Per la cronaca - e non solo per quella - la piscina ha chiuso i battenti lo scorso 9 giugno.
In certi posti le tradizioni sono sacre: a Napoli si discute di calcio, a Torino di auto, a Ivrea di Olivetti, del Carnevale, di San Savino, dei campi da tennis e della piscina. L’unica piscina. L’unico catino d’acqua in cui un’intera città ha imparato a nuotare, affogare, risollevarsi e fare finta di allenarsi. Una sola piscina, una, che però riesce a generare più tensioni di un G7.
L’ultima volta che se n'è parlato, prima della puntata del PPP, agli onori della cronaca è finito Davide Casaleggio — sì, proprio quel Casaleggio lì, versione subacquea — che ha scritto al dirigente Gilberto Guerriero mettendo in copia mezzo Canavese, così, per non correre il rischio che qualcuno potesse dire di non sapere.
Non l’avesse mai fatto. Le chat WhatsApp delle associazioni sportive sono esplose come una pentola a pressione, mentre Guerriero rispondeva con il perfetto linguaggio dei funzionari pubblici: “procedure”, “fasi istruttorie”, “conferenze di servizi”, “tempistiche non prevedibili”. L’equivalente burocratico di un “torno quando torno”.
Tant’è. Eppure, mentre sportivi e famiglie continuavano a chiedersi dove sistemare bambini, allenatori, atleti e attrezzature, ecco arrivare la notizia salvifica: è stata presentata una proposta di partenariato pubblico-privato per rifare la piscina. Perfetto. Anzi no. Perché subito dopo arriva il “ma”. E dietro quel “ma” c’è un romanzo.

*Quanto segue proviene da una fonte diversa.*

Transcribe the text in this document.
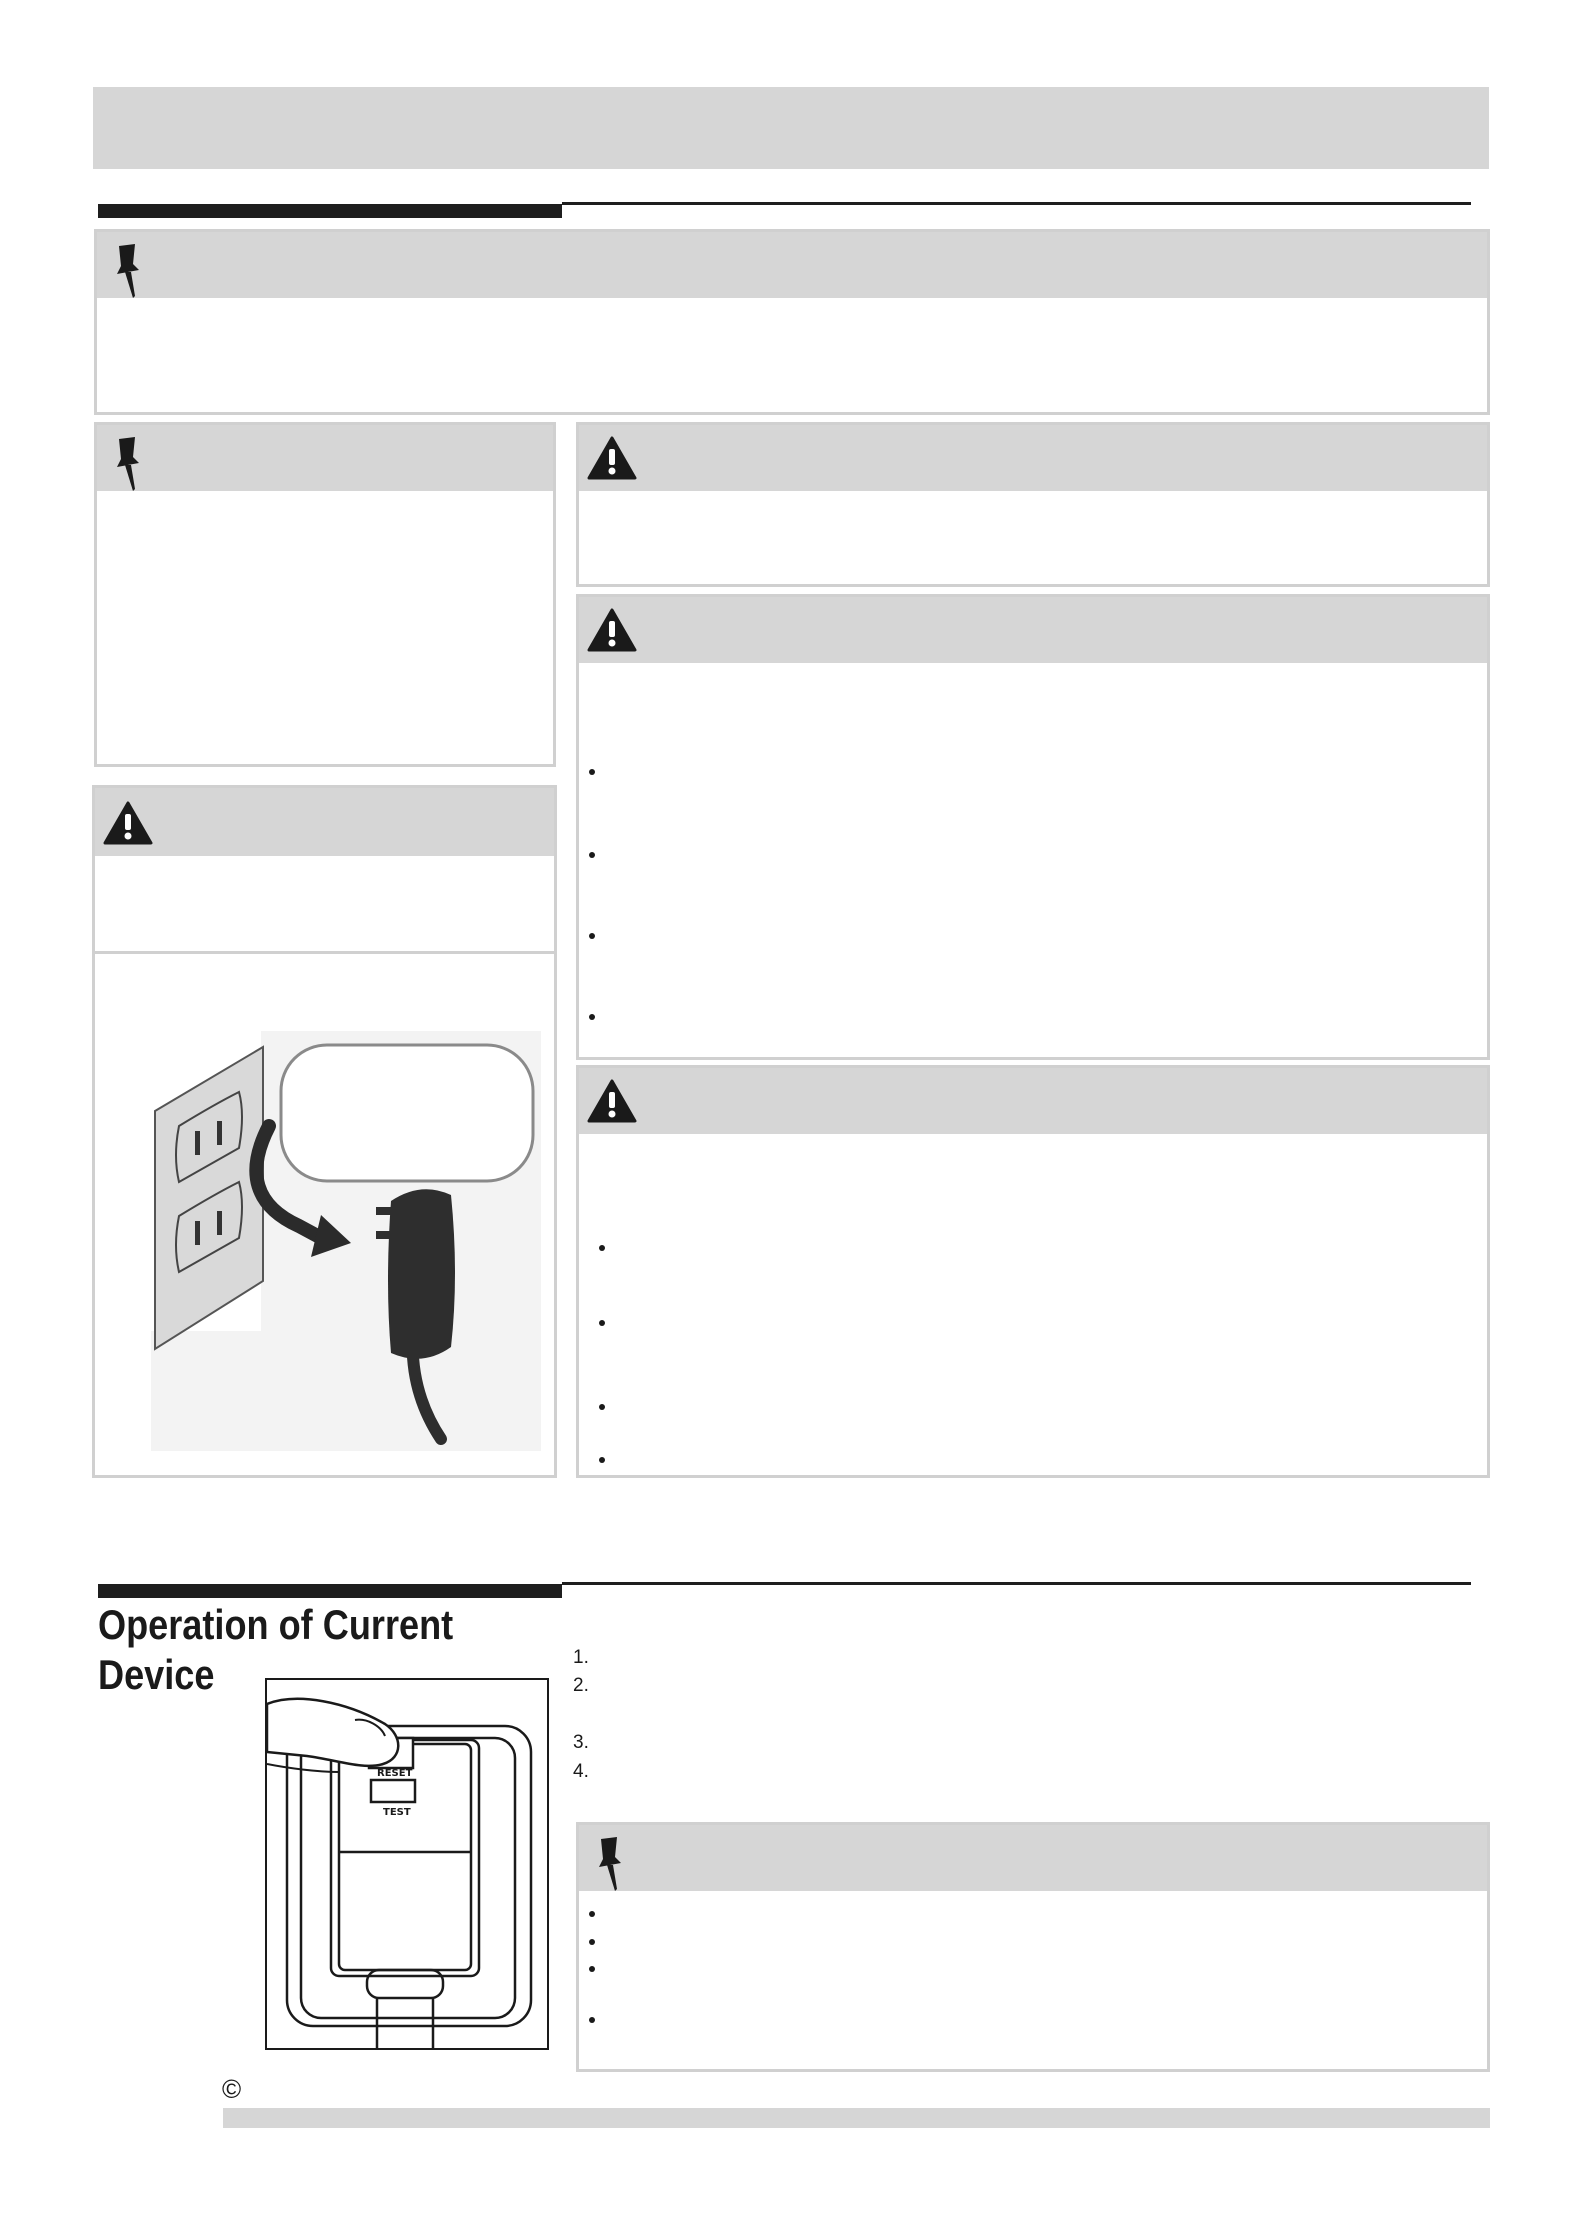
Operation of Current
Device
RESET
TEST
1.
2.
3.
4.
©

La Giunta dichiara l’interesse pubblico dell’iniziativa, che suona più o meno come quando ti dicono “sei una persona splendida” e capisci che stanno per lasciarti. E infatti compare la lista dei desideri: più soldi dal privato, più garanzie, più profondità della vasca (che nel progetto sembrava un pediluvio), più documenti, più calcoli, più Matrice dei Rischi. Tradotto: rifate tutto, grazie, ma senza prenderla sul personale.
Nel frattempo la piscina resta chiusa. Da quattro mesi. E Guerriero avverte Casaleggio e compagnia che non aprirà nemmeno in questa stagione e che, se il bando andrà male, se tutto fila liscio, forse potremo farci un tuffo nel 2026/27.
L’ottimismo della volontà, versione natatoria.